In the Evening Standard photo, there's a little boy of about five or six, with an outsize cap and a too-short coat or jacket, warm-looking socks almost up to his knees, he's obviously cared-for, loved. His face is frightened, and he's holding his hands up, as if, confusedly, taking part in a game the grown-ups are playing - this is what you have to do. There's a sweet-faced young woman with her hands up, half-turning back towards him with concern. His mum? Big sister? The little boy looks puzzled - it's just a game, isn't it? And games end, don't they? I would like to reach back in time and pick him up, give him a cuddle, take him to a green space and let him kick a ball around, or ride a bike. The soldiers stand impassive - what are they thinking? What are their stories? There were no photographers or war artists at the Battle of Agincourt - so does seeing these images make us more compassionate or less - these heartbreaking images that cry out to us over time...

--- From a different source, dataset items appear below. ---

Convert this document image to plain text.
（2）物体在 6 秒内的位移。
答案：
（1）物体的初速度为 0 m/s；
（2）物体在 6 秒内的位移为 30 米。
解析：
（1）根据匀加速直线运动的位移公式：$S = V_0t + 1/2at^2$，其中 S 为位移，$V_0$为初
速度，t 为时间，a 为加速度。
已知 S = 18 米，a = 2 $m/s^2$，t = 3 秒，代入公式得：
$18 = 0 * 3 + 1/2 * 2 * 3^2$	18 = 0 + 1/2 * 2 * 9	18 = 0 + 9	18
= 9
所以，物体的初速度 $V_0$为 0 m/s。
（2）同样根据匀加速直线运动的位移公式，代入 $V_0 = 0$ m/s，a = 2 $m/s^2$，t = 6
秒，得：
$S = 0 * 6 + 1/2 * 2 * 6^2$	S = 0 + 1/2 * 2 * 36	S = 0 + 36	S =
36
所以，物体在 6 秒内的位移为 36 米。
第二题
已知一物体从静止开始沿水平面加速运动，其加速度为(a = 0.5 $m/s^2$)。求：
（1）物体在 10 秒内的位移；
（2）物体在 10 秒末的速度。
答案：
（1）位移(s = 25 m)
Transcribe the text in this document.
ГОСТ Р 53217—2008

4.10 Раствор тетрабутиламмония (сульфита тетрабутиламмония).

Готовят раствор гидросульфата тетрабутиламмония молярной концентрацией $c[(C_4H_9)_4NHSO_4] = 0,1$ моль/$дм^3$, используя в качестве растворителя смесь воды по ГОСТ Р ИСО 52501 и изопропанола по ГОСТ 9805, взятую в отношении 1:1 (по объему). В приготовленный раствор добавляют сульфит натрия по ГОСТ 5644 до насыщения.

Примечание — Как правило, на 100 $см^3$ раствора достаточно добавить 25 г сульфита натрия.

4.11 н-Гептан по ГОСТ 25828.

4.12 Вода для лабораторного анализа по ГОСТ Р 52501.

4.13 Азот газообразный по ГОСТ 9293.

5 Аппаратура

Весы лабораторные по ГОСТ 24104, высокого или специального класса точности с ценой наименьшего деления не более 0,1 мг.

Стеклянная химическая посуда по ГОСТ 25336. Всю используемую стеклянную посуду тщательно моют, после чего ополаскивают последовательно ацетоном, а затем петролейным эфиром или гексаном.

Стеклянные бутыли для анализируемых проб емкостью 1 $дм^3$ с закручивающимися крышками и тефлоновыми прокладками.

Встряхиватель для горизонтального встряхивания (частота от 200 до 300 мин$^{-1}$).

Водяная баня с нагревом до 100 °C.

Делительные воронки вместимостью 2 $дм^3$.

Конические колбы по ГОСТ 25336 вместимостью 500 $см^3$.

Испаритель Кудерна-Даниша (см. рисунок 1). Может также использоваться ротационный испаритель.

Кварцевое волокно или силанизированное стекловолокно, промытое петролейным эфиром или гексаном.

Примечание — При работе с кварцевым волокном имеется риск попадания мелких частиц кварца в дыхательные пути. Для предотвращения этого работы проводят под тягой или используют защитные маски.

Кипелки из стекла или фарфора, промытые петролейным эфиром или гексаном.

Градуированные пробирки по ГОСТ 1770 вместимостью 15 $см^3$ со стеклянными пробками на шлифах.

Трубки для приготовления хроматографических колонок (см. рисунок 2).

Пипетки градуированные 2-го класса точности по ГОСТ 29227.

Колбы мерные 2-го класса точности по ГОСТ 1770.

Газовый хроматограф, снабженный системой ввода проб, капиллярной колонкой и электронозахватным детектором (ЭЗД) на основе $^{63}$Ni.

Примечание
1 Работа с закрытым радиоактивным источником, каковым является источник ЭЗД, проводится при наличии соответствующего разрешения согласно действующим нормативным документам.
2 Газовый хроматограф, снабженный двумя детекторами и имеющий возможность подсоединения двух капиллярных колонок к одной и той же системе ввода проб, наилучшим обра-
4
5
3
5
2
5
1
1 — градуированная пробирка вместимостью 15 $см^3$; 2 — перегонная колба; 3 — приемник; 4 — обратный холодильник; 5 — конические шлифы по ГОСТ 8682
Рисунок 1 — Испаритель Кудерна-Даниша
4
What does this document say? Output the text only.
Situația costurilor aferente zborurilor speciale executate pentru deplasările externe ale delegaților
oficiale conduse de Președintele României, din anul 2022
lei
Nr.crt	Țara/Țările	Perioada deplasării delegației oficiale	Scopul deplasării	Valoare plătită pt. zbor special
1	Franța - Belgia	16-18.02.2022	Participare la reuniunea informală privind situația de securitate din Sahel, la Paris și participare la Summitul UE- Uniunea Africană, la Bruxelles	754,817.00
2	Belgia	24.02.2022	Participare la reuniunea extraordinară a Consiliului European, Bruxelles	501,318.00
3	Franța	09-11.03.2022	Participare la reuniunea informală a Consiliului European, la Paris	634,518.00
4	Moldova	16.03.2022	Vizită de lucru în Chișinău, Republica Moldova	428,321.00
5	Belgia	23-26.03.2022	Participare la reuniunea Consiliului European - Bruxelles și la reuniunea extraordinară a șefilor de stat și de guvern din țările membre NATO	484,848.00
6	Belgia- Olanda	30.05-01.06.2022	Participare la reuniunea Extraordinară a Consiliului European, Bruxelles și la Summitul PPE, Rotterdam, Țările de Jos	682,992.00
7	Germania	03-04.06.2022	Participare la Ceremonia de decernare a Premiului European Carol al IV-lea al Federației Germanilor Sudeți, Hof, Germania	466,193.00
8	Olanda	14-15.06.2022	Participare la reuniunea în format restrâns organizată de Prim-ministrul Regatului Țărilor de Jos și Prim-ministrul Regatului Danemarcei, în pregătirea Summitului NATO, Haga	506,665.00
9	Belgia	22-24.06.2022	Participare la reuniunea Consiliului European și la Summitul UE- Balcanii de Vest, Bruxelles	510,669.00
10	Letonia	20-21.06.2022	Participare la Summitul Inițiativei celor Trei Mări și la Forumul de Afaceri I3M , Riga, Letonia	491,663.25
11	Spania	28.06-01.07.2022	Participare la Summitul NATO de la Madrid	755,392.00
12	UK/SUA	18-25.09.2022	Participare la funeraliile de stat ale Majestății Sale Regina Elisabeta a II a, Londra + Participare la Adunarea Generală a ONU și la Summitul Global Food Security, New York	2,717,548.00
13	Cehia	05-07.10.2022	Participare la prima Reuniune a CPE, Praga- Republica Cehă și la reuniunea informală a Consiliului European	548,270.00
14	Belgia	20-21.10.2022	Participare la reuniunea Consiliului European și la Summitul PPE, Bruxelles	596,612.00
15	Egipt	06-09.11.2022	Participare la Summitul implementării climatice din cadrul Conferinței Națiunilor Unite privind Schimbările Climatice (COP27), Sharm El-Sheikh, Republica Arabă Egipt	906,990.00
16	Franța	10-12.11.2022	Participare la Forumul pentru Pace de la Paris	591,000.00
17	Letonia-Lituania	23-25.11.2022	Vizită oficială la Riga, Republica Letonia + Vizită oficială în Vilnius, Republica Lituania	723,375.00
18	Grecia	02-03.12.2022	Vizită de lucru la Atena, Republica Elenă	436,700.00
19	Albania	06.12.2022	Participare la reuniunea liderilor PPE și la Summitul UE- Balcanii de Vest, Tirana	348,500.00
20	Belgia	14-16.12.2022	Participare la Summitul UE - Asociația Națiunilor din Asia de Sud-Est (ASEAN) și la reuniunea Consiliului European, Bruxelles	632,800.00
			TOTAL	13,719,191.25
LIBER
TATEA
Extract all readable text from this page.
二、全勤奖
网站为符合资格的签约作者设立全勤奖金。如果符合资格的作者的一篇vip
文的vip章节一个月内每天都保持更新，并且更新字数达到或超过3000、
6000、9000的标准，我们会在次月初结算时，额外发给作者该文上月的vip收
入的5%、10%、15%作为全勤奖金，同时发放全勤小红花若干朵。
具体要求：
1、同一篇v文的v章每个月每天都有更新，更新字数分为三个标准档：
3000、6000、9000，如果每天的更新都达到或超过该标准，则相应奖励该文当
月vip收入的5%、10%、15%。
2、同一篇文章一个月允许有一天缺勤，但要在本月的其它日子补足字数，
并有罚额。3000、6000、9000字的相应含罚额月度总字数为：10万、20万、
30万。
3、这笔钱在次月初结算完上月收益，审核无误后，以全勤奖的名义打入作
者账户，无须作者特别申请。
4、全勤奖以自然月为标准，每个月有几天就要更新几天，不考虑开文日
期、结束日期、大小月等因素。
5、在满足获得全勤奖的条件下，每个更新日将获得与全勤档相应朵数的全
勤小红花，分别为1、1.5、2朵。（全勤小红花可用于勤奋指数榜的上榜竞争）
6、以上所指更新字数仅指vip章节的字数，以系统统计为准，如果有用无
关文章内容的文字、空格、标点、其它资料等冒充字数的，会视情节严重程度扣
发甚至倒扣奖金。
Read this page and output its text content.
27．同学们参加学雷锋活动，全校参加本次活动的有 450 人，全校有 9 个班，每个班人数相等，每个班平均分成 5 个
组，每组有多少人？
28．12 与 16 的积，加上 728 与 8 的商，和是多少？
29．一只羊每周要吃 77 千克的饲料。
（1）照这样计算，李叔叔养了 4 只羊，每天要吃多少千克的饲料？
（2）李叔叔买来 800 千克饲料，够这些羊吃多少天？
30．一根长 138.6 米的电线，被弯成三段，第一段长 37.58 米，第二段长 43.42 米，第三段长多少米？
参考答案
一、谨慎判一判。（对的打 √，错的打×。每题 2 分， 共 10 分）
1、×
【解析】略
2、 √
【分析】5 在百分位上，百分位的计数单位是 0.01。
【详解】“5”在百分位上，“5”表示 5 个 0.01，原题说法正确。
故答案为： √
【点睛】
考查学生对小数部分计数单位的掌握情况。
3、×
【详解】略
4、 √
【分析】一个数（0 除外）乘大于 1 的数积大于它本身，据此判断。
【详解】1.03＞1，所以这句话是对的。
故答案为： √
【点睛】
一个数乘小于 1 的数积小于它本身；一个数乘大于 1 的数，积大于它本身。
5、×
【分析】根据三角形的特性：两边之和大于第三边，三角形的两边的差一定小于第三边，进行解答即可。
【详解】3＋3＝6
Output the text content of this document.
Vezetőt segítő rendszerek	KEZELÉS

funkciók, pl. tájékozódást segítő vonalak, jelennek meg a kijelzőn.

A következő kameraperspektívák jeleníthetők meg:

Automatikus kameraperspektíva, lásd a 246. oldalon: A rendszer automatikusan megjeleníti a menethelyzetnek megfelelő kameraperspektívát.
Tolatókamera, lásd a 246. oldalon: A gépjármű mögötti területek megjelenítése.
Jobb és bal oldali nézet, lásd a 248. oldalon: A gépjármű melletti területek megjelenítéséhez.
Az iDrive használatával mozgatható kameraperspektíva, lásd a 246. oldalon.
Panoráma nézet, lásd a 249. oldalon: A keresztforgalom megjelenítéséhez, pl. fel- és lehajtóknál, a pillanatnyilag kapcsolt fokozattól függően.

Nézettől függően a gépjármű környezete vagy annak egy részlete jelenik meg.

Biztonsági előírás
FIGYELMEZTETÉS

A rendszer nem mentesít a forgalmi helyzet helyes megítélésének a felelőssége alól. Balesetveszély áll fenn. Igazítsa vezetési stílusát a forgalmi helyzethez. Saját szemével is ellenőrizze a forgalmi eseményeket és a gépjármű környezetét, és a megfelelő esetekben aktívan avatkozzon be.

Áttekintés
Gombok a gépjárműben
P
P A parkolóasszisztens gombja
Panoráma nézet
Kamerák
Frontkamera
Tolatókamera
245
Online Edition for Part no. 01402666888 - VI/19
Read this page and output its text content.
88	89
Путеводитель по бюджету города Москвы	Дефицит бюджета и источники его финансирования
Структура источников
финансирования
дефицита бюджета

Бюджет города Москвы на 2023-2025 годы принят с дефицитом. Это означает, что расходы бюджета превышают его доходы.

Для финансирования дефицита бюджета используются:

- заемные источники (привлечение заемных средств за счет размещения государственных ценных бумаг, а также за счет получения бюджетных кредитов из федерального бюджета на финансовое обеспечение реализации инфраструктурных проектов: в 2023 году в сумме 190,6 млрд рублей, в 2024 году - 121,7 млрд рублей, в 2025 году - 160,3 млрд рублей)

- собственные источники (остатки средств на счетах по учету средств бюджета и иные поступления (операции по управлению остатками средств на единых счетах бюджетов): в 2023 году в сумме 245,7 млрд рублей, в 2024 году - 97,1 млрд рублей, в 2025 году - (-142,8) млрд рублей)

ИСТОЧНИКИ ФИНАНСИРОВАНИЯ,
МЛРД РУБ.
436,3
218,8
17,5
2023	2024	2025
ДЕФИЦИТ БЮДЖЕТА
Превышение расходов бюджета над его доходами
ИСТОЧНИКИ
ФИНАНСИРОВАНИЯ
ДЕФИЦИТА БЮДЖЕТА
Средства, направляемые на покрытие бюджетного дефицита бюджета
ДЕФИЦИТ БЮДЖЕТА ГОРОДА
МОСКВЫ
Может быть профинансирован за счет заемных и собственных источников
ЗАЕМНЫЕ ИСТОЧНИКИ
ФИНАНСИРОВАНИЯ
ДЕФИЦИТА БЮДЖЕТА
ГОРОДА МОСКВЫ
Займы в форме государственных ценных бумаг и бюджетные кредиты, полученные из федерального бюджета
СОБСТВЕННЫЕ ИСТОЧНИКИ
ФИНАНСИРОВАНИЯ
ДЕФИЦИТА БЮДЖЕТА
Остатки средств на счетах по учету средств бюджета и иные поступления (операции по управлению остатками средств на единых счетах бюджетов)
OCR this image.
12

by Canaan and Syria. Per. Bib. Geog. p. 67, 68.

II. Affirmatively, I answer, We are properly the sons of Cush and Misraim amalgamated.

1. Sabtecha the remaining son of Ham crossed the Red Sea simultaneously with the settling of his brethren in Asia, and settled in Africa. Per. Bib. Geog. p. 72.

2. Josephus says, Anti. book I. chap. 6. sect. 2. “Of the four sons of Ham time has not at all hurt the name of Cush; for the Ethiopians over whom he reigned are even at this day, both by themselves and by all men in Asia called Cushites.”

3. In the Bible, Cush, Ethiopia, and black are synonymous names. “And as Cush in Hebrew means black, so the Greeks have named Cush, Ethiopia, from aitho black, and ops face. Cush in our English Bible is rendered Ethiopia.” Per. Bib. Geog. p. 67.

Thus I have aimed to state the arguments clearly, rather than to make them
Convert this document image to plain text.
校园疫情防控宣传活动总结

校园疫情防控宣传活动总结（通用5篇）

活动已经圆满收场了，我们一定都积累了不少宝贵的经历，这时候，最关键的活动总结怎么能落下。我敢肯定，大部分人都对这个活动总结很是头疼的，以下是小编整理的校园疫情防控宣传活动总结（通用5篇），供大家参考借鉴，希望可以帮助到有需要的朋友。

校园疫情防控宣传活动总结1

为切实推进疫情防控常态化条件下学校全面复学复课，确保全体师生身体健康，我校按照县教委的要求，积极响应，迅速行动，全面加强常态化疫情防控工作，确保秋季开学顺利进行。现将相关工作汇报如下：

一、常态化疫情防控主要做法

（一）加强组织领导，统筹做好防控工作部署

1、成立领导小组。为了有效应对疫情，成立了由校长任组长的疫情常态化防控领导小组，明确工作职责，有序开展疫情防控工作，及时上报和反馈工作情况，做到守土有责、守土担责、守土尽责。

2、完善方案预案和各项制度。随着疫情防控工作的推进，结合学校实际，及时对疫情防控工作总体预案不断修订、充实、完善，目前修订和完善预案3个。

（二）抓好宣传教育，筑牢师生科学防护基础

On a happier note, I'm currently enjoying reading: "THE LITTLE PARIS BOOKSHOP," by Nina George, featuring Jean le Perdu who lives on a book-filled barge on the Seine, and who prescribes literature for ailments, but has no cure for his own lovesickness.  Do seek it out - it's uplifting.


Bill Kirton said…
I used to teach French and nowadays give workshops is schools on writing English, and I've always thought that teaching any language is made more difficult for learners by having a third language - that consisting of technical terminology - also thrust into the mix. I'd have to look up 'a fronted adverb' to know what it was and recently a teacher undid the progress I was making with a class on restructuring sentences to give them greater impact by reminding the class that they were already familiar with 'inverted sentences'.

On the other hand, the terminology is a source of intense (if perhaps smug) satisfaction, when seeing jokes on Facebook and elsewhere such as that in which Scrooge has another ghostly visitor.

'I am the ghost of Xmas Future Imperfect Conditional', said the Spirit. 'I bring news of what would have been going to happen if you were not to have been going to change your ways.'
Jan Needle said…
i've always treated english grammar as a description of what has been written, not a prescription of what one ought to write.
Enid Richemont said…
LOVE your Future Imperfect Conditional, Bill. Oh, and French is even worse! I believe there was an historical time in France when it was super-posh and trendy to speak only in the subjunctive.
Fran B said…
Ah, the French subjunctive! Remember it well - actually badly. Il faut que je fasse, etc.
Had a hard time with autocorrect there - you almost got 'It fast question joy false'!